Objective  To investigate the clinical value of the Super-ARMS assay in detecting epidermal growth factor receptor (EGFR) T790M mutations in circulating tumor DNA (ctDNA) in plasma samples of lung cancer patients in real-world settings.

  Methods  A total of 307 patients with lung cancer diagnosed in Beijing Chest Hospital from January 2019 to June 2020 were enrolled. EGFR mutations in tumor tissues were detected by the amplification refractory mutation system (ARMS), and EGFR mutations in plasma were detected by the Super-ARMS assay. The progression-free survival (PFS) of patients with EGFR T790M mutations was compared according to the samples using different methods of detection; survival analysis was performed for this purpose.

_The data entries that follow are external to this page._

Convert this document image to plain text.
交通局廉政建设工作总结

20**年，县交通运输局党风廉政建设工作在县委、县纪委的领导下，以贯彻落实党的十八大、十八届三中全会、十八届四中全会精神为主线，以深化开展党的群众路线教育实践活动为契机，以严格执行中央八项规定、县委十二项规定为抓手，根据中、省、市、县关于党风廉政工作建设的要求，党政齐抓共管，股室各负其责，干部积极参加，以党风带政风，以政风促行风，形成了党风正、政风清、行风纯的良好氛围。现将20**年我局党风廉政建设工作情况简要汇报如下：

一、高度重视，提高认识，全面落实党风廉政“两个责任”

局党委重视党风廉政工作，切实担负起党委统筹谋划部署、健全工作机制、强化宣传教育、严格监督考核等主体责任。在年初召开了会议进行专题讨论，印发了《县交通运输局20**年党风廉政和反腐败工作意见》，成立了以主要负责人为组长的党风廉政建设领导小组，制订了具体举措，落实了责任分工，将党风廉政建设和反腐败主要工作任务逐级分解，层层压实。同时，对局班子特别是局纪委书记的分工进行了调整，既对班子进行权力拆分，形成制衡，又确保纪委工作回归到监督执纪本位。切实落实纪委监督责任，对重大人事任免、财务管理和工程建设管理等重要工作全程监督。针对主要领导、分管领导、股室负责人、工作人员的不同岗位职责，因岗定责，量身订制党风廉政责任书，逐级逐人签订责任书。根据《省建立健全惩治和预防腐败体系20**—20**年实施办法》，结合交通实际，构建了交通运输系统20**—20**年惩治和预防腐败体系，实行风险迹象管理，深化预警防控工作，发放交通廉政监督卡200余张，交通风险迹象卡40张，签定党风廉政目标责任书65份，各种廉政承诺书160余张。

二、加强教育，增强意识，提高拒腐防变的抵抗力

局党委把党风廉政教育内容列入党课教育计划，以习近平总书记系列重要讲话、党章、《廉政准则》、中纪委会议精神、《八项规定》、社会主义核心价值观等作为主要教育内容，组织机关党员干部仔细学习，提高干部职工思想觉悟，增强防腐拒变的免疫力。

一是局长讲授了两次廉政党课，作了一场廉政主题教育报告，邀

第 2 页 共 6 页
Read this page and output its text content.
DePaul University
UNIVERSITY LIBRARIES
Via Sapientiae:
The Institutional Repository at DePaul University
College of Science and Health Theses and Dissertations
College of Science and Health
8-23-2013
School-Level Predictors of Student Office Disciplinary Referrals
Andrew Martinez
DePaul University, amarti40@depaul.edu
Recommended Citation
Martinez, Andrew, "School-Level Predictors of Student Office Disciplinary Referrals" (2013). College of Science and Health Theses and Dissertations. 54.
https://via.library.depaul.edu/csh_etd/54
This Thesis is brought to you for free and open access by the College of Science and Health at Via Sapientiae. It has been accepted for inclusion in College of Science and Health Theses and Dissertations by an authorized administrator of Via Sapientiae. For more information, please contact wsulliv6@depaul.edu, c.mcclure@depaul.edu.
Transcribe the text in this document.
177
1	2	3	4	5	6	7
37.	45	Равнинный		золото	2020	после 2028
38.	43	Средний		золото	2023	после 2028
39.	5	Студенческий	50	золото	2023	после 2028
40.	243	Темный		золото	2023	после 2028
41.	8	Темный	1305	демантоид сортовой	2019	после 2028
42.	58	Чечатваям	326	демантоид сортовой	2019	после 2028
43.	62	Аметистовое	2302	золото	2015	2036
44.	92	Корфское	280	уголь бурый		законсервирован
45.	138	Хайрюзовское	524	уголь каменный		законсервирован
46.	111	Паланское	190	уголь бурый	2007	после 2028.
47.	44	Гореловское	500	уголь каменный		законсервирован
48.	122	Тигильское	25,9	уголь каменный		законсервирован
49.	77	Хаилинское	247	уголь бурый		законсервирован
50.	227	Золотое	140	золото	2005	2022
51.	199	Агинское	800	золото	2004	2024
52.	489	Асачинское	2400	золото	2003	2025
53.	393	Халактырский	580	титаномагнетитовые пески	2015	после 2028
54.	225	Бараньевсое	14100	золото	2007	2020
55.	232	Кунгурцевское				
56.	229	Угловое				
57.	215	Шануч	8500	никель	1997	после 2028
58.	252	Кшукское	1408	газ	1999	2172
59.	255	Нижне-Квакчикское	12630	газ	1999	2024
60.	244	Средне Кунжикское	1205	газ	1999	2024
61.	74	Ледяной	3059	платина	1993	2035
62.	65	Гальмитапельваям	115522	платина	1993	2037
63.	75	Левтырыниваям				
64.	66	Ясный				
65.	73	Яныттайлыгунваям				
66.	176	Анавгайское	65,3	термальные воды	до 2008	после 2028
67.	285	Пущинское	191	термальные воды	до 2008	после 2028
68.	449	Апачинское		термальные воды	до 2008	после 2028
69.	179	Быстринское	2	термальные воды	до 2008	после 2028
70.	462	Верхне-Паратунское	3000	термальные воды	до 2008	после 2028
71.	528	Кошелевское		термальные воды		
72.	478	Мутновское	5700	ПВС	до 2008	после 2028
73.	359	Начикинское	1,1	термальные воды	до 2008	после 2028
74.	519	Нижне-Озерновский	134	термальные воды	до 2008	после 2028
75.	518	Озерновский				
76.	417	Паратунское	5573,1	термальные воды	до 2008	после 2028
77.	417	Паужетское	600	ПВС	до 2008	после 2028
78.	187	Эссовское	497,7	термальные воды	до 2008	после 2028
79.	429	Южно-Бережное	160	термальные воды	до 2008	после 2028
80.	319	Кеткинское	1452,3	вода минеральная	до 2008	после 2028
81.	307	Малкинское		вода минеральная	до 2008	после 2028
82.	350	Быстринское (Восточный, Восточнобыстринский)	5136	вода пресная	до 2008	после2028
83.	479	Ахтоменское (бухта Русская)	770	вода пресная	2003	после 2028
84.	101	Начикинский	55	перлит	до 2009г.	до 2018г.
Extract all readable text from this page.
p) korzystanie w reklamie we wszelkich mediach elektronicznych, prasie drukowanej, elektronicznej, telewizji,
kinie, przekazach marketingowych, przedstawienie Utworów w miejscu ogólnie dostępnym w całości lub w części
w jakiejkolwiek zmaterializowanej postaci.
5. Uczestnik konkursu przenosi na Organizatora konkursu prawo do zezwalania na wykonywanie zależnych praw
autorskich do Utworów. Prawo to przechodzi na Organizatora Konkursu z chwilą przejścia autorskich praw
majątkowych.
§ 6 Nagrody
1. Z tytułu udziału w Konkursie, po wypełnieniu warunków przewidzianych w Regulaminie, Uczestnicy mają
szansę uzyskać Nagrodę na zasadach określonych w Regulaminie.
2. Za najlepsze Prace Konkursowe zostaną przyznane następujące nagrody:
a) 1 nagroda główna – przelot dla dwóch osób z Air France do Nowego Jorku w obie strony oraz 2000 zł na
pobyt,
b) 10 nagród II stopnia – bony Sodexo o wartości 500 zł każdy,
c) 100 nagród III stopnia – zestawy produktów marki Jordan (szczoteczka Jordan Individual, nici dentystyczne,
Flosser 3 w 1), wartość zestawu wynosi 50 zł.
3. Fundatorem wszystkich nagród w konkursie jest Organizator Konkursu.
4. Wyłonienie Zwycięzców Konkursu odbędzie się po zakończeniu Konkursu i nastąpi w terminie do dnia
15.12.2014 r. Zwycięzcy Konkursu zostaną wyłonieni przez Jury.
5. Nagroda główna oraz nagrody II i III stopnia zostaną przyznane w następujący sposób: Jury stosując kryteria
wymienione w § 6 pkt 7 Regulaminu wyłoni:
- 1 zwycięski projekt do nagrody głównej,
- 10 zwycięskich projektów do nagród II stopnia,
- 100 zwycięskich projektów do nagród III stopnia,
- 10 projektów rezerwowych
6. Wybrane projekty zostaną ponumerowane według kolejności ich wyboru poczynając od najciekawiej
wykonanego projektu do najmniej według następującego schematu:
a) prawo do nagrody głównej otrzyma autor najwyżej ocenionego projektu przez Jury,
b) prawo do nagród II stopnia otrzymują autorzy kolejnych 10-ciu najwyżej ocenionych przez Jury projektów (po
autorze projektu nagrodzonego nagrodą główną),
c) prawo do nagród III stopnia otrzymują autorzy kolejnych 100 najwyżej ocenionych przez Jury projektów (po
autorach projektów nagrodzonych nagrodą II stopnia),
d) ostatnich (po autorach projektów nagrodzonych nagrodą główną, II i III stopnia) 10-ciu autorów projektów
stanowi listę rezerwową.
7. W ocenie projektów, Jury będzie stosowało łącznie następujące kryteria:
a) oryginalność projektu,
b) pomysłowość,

  Results  Of the 307 patients, 153 underwent re-biopsy for disease progression. EGFR T790M mutations were detected in 34 of 74 (45.9%) patients after tissue re-biopsy. EGFR T790M gene mutations in plasma ctDNA were detected in 51 of 141 (36.2%) patients. Kaplan–Meier survival analysis showed that there was no significant difference in the median PFS of tissue EGFR T790M mutation-positive and plasma EGFR T790M mutation-positive patients who received third-generation of EGFR-tyrosine kinase inhibitors (EGFR-TKIs) (16.3 vs. 11.4 months, x²=1.138, P>0.05). There was no significant difference in the median PFS of tissue EGFR T790M mutation-negative and plasma EGFR T790M mutation-negative patients who did not receive third-generation EGFR-TKIs (7.0 vs. 7.0 months, x²=0.47, P>0.05).

  Conclusions  The application of Super-ARMS-based detection of EGFR T790M mutations using peripheral blood samples is promising; plasma samples can replace tissue samples to a certain extent for the detection of EGFR T790M mutations and for predicting the efficacy of third-generation EGFR-TKIs.